Le gouvernement de François Bayrou peut-il parvenir à progresser d’ici à 2027 sur des sujets importants, comme l’éducation, la sécurité ou la retraite ?
Il n’a ni ces objectifs ni les moyens d’y parvenir… Dans sa situation politique, les grandes réformes me paraissent difficilement à sa portée. À partir de là, il lui revient de gérer le pays au mieux, d’éviter les régressions et de donner sa chance au dialogue social, ce qui s’est ouvert pour les retraites. Quand un gouvernement n’a pas de majorité, il lui revient de s’appuyer sur la société, c’est elle qui va lui donner la force dont il manque.
D’ailleurs, sur la retraite, certains ont été étonnés qu’après votre quinquennat, vous vous inscriviez dans un programme ou une ambition de la ramener à l’âge de 60 ans…
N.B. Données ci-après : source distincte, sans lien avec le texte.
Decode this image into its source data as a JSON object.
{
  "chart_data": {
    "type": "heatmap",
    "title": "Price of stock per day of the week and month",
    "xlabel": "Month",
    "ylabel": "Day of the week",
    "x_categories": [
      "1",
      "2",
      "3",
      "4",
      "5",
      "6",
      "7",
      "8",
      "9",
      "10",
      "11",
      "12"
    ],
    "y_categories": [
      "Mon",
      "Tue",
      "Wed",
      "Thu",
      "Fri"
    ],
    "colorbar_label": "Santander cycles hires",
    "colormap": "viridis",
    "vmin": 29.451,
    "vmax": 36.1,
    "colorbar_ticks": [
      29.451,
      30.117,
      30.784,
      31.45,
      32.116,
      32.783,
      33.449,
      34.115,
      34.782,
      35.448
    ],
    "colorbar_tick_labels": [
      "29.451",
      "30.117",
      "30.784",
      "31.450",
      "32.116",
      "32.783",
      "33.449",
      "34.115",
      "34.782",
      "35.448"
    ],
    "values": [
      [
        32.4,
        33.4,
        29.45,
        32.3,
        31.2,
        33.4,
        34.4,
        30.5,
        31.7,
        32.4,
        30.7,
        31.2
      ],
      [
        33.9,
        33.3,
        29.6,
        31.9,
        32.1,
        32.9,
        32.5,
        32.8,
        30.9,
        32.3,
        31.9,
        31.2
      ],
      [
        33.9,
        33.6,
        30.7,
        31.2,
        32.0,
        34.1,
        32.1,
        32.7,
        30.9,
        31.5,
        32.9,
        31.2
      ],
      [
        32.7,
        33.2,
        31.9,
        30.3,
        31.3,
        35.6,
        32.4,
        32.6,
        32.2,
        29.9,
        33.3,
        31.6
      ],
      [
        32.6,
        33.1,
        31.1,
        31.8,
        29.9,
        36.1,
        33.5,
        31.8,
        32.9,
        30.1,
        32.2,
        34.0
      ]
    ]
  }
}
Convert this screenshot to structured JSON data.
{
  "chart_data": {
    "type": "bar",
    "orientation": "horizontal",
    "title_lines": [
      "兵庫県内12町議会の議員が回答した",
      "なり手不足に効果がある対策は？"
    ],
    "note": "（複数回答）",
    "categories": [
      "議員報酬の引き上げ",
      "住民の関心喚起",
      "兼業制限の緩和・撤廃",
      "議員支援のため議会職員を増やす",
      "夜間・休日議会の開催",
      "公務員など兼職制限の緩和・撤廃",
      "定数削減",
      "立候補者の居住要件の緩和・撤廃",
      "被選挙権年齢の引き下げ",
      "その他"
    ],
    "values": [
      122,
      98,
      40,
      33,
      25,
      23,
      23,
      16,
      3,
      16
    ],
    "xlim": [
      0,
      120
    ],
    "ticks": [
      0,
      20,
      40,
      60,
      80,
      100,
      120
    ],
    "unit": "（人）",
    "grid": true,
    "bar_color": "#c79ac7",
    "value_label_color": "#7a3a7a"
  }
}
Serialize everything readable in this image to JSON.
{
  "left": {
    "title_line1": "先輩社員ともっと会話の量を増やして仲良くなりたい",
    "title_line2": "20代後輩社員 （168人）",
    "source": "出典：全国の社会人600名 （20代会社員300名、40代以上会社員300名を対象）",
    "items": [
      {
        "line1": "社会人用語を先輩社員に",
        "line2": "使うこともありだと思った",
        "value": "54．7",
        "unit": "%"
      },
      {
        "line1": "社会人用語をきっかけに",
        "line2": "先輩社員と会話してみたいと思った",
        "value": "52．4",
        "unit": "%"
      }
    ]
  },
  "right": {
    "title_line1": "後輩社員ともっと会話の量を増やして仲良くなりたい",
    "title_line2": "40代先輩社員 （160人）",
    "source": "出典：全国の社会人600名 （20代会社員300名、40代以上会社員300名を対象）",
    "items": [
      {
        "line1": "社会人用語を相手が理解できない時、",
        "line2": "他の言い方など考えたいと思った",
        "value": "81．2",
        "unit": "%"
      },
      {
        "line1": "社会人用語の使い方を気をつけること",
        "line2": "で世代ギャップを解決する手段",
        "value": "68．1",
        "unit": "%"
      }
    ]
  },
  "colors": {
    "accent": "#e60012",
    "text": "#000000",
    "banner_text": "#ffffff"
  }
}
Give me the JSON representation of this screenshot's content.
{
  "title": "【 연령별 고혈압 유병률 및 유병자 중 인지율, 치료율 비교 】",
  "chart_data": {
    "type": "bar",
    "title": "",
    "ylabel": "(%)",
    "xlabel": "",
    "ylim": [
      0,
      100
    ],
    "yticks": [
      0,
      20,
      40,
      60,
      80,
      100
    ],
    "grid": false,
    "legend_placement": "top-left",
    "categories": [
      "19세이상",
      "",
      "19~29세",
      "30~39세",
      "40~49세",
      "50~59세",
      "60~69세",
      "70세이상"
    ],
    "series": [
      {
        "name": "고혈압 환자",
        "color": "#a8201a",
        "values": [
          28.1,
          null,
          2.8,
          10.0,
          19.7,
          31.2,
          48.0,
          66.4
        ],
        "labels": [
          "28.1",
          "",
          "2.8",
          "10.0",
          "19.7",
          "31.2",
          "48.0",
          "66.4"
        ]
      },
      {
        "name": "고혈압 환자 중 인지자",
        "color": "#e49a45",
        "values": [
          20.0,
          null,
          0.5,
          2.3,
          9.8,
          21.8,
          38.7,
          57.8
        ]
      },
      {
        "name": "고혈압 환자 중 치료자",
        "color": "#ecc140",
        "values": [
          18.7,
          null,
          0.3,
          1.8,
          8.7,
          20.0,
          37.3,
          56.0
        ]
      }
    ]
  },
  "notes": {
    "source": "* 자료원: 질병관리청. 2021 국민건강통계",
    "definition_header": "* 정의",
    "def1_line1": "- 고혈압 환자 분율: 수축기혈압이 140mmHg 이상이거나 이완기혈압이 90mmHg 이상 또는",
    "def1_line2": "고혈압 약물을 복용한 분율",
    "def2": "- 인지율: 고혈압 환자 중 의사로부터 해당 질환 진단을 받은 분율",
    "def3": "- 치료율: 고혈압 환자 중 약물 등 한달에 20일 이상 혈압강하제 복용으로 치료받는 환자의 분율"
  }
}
Non, je n’ai jamais pris cette position. J’ai fait voter la réforme dite Touraine dont l’objectif était d’allonger la durée de cotisation – c’est à mon avis le meilleur des systèmes dans un régime de répartition –, garder l’âge de 62 ans – même si on sait qu’un certain nombre de nos compatriotes partent après – mais permettre aussi à ceux qui ont travaillé longtemps de partir avant. C’est pour cette raison que la borne d’âge n’est pas le système le plus juste.
Si vous pensez que la démocratie ne va pas bien, qu’il y a un risque pour l’avenir du pays, alors engagez-vous.
Auriez-vous des conseils à donner aux jeunes qui veulent s’engager dans la chose publique ?
Oui, adhérer à un parti politique. C’est ce que vous avez de mieux à faire. Si vous pensez que la démocratie ne va pas bien – ce qui est vrai –, si vous pensez qu’il y a un risque pour l’avenir du pays, alors engagez-vous.
Propos recueillis le 24/03/2025 par Albert Ghazaryan.